Racial Mixtures of Blacks and Whites in the U.S. Today Blacks in the U. S. are more racially mixed than whites, reflecting historical experience here. Population geneticist Kasia Bryc found that African Americans, on average, have 24 percent European ancestry, while about 4 percent of “white” Americans have 1 percent, or more, African ancestry. Some of these people with “hidden blackness” had “passed for white,” or had ancestors who had done so, in order to escape racism, poverty, disenfranchisement, and inequality.
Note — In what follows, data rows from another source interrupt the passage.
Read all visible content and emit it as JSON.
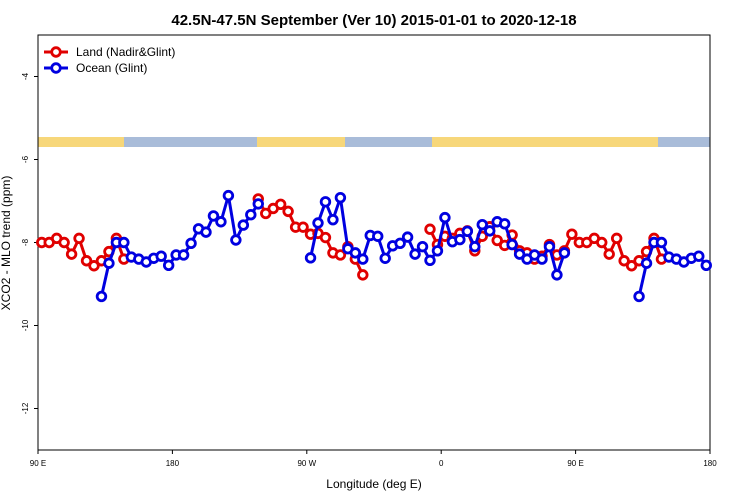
{
  "chart_data": {
    "type": "line",
    "title": "42.5N-47.5N September (Ver 10)   2015-01-01 to 2020-12-18",
    "xlabel": "Longitude (deg E)",
    "ylabel": "XCO2 - MLO trend (ppm)",
    "xlim": [
      90,
      540
    ],
    "xticks": [
      {
        "value": 90,
        "label": "90 E"
      },
      180,
      {
        "value": 270,
        "label": "90 W"
      },
      {
        "value": 360,
        "label": "0"
      },
      {
        "value": 450,
        "label": "90 E"
      },
      {
        "value": 540,
        "label": "180"
      }
    ],
    "ylim": [
      -13,
      -3
    ],
    "yticks": [
      -12,
      -10,
      -8,
      -6,
      -4
    ],
    "legend": "top-left",
    "series": [
      {
        "name": "Land (Nadir&Glint)",
        "color": "#e00000",
        "x": [
          92.5,
          97.5,
          102.5,
          107.5,
          112.5,
          117.5,
          122.5,
          127.5,
          132.5,
          137.5,
          142.5,
          147.5,
          190,
          237.5,
          242.5,
          247.5,
          252.5,
          257.5,
          262.5,
          267.5,
          272.5,
          277.5,
          282.5,
          287.5,
          292.5,
          297.5,
          302.5,
          307.5,
          330,
          352.5,
          357.5,
          362.5,
          367.5,
          372.5,
          377.5,
          382.5,
          387.5,
          392.5,
          397.5,
          402.5,
          407.5,
          412.5,
          417.5,
          422.5,
          427.5,
          432.5,
          437.5,
          442.5,
          447.5,
          452.5,
          457.5,
          462.5,
          467.5,
          472.5,
          477.5,
          482.5,
          487.5,
          492.5,
          497.5,
          502.5,
          507.5
        ],
        "values": [
          -8.0,
          -8.0,
          -7.9,
          -8.0,
          -8.28,
          -7.9,
          -8.44,
          -8.56,
          -8.44,
          -8.22,
          -7.9,
          -8.4,
          null,
          -6.95,
          -7.3,
          -7.18,
          -7.08,
          -7.25,
          -7.63,
          -7.63,
          -7.8,
          -7.78,
          -7.88,
          -8.25,
          -8.3,
          -8.1,
          -8.4,
          -8.78,
          null,
          -7.68,
          -8.05,
          -7.85,
          -7.9,
          -7.78,
          -7.72,
          -8.2,
          -7.85,
          -7.62,
          -7.95,
          -8.07,
          -7.82,
          -8.2,
          -8.25,
          -8.4,
          -8.33,
          -8.05,
          -8.3,
          -8.2,
          -7.8,
          -8.0,
          -8.0,
          -7.9,
          -8.0,
          -8.28,
          -7.9,
          -8.44,
          -8.56,
          -8.44,
          -8.22,
          -7.9,
          -8.4
        ]
      },
      {
        "name": "Ocean (Glint)",
        "color": "#0000e0",
        "x": [
          132.5,
          137.5,
          142.5,
          147.5,
          152.5,
          157.5,
          162.5,
          167.5,
          172.5,
          177.5,
          182.5,
          187.5,
          192.5,
          197.5,
          202.5,
          207.5,
          212.5,
          217.5,
          222.5,
          227.5,
          232.5,
          237.5,
          255,
          272.5,
          277.5,
          282.5,
          287.5,
          292.5,
          297.5,
          302.5,
          307.5,
          312.5,
          317.5,
          322.5,
          327.5,
          332.5,
          337.5,
          342.5,
          347.5,
          352.5,
          357.5,
          362.5,
          367.5,
          372.5,
          377.5,
          382.5,
          387.5,
          392.5,
          397.5,
          402.5,
          407.5,
          412.5,
          417.5,
          422.5,
          427.5,
          432.5,
          437.5,
          442.5,
          467.5,
          492.5,
          497.5,
          502.5,
          507.5,
          512.5,
          517.5,
          522.5,
          527.5,
          532.5,
          537.5
        ],
        "values": [
          -9.3,
          -8.5,
          -8.0,
          -8.0,
          -8.35,
          -8.4,
          -8.47,
          -8.38,
          -8.33,
          -8.55,
          -8.3,
          -8.3,
          -8.02,
          -7.67,
          -7.75,
          -7.36,
          -7.5,
          -6.87,
          -7.94,
          -7.58,
          -7.33,
          -7.07,
          null,
          -8.37,
          -7.53,
          -7.02,
          -7.45,
          -6.92,
          -8.15,
          -8.25,
          -8.4,
          -7.83,
          -7.85,
          -8.38,
          -8.08,
          -8.02,
          -7.87,
          -8.28,
          -8.1,
          -8.43,
          -8.2,
          -7.4,
          -7.98,
          -7.93,
          -7.73,
          -8.1,
          -7.57,
          -7.72,
          -7.5,
          -7.55,
          -8.05,
          -8.28,
          -8.4,
          -8.3,
          -8.4,
          -8.1,
          -8.78,
          -8.25,
          null,
          -9.3,
          -8.5,
          -8.0,
          -8.0,
          -8.35,
          -8.4,
          -8.47,
          -8.38,
          -8.33,
          -8.55
        ]
      }
    ]
  }
}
They had chosen color and opportunity over family and community.

Sociologically, the one drop concept persists. During the Black Power Movement, some leaders within the black community claimed all people with any African ancestry as black. Such claiming was another kind of one drop rule. Today, many people in the U.S. still consider individuals, themselves and others, with any African ancestry to be black, or at least non-white.

Other Countries in the Americas
People in many other countries view race differently. For example, in Puerto Rico, though now part of the U.S., persons of black ancestry with known white lineage were classified as white. And according to Brazilian Jose Neinstein, in the U.S., “If you are not quite white, then you are black.” But, in Brazil, “If you are not quite black, then you are white.”

Posted in Racism In America.

2 Comments

  1. It is Time to abolish this Law. Forcing a human being of two different heritage to chose one over the other, is abhorrent. No Government has the legal right to interfere in people’s personal life. The USA government has and is still inflicting untold harm on its’ citizens. A person’s race serves no purpose to the USA government, other than to enforce racial injustices.

  2. There is only one race, the human race…and fifty shades of brown. That’s a fact. People just have to have something to fight about.